Murder On The Orient Express

Chichester Festival Theatre                                    Until June 4, 2hrs 20mins

Rating:

Sightings of Hercule Poirot on stage are rare. Unless you count David Suchet in his recent show about being Poirot, the last actor to play him was Robert Powell in a tour of Agatha Christie’s Black Coffee in 2014.

Powell looked the part but you felt his heart wasn’t quite in it. Now, top actor Henry Goodman (why did no one think of him before?) takes on the Belgian brain box in this frothy adaptation – by American writer Ken Ludwig – of the much filmed bestseller.

He’s terrific.

Top actor Henry Goodman (above) takes on the Belgian brain box in this frothy adaptation - and why did no one think of him before?

Top actor Henry Goodman (above) takes on the Belgian brain box in this frothy adaptation – and why did no one think of him before?

Goodman’s sleuth comes with an Astrakhan-trim coat, hat, cane, no spats. As for his lush moustache, Poirot reveals that the hair apparent is stiffened with heated wax.

Goodman evinces the brains, vanity and scratchiness of the sleuth with a soft Gallic accent – fingerprints are ‘fangerprants’. But he is not like Suchet’s mincing comedy turn on the telly. There’s a sadder soulfulness about him.
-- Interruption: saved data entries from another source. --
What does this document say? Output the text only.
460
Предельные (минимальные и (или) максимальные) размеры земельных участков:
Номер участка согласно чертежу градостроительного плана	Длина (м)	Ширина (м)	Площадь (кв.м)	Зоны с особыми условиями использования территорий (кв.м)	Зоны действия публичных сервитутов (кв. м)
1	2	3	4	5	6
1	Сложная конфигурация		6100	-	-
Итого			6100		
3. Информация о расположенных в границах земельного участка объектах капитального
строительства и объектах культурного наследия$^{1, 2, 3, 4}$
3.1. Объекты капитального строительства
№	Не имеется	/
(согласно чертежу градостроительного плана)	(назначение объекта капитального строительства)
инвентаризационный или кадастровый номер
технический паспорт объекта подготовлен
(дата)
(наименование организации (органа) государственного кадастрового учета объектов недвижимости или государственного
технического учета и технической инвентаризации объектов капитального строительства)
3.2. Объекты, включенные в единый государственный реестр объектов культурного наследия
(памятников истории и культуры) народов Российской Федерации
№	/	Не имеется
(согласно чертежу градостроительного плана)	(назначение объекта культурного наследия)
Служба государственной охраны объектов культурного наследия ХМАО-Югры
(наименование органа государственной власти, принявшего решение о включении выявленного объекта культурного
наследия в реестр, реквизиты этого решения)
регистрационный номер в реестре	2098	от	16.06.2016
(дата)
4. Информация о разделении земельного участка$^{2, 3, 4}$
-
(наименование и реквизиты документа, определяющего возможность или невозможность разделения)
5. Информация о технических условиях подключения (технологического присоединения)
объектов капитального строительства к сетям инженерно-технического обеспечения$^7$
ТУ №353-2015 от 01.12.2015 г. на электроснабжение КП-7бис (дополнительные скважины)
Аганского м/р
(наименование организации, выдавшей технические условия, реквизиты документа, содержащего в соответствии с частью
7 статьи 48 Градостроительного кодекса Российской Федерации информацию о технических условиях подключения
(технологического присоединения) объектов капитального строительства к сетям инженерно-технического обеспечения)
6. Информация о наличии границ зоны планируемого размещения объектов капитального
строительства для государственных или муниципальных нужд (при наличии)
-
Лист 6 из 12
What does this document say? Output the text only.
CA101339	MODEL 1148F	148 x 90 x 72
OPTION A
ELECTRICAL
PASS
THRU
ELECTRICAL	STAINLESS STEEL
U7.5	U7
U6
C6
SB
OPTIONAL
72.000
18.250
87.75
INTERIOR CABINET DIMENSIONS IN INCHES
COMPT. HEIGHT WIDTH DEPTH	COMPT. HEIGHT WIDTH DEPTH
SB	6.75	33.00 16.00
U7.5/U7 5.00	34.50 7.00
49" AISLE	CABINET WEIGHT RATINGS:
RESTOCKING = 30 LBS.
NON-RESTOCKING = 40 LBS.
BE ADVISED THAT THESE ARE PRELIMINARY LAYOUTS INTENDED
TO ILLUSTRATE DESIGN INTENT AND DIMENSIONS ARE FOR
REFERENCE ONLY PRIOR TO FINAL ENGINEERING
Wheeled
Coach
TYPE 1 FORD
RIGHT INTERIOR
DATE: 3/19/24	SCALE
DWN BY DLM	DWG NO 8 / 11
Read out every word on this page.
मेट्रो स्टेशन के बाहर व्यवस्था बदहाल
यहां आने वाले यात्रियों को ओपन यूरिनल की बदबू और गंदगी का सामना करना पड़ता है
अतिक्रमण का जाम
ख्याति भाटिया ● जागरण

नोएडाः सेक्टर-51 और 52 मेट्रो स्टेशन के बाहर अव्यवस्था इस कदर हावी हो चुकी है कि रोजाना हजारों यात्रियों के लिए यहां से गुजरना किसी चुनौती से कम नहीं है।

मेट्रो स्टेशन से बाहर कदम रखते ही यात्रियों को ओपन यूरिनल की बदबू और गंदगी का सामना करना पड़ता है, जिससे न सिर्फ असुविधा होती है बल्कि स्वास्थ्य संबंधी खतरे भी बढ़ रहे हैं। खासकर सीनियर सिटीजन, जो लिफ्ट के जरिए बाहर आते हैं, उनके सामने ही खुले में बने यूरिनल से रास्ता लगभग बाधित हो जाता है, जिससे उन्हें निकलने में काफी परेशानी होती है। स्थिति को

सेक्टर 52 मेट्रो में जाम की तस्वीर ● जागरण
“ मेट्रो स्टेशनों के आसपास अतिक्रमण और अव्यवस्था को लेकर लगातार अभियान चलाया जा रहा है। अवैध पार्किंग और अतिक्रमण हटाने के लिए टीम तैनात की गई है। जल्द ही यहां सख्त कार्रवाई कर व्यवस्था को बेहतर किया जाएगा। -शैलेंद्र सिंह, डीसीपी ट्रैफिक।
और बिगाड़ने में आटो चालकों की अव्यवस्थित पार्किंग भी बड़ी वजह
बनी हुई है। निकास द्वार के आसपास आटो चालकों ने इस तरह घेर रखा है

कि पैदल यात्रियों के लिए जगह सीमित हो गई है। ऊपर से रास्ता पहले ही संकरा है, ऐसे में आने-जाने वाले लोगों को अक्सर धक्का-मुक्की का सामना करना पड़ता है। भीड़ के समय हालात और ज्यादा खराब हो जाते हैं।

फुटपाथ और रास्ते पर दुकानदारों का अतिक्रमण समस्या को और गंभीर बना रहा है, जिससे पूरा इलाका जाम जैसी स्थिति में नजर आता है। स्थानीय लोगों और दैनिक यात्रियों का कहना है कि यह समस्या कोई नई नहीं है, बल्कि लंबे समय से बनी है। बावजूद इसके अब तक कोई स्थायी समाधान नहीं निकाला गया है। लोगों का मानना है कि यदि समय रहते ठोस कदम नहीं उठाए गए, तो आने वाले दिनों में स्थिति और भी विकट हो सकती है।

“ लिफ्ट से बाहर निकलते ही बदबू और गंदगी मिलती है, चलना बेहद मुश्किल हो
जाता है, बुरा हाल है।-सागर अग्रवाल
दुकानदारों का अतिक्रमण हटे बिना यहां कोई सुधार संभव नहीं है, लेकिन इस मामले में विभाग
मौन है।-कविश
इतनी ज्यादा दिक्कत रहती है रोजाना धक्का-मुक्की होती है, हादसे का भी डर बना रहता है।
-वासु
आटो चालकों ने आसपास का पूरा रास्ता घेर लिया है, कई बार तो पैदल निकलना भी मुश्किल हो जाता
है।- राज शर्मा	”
I can tell you nothing about the plot except that the train is stalled in a Balkan snowdrift in the mid- 1930s. The murder victim (played with malign gusto by Timothy Watson) is an utter pig.

When he gets kebabbed like Julius Caesar, everyone is under suspicion.

Director Jonathan Church does everything he can to dramatise events (gouts of steam, falling snow, cinematic music by Adrian Sutton) with a cast that includes a princess, a countess and a ballsy American dame (Sara Stewart).

Patrick Robinson is notably excellent as the charming railway boss. But there’s not much sense of train-like confinement here.

The actors roam a bit on Robert Jones’s ingenious, mobile designs, which include dining cars and compartments, the main engine brooding magnificently upstage.

The ending is as implausible as it is unguessable. But then I feel the same about The Mousetrap. However, this is a welcome throwback to the vanished days of the whodunnit and the romance of steam. For Christie fans it’s just the ticket.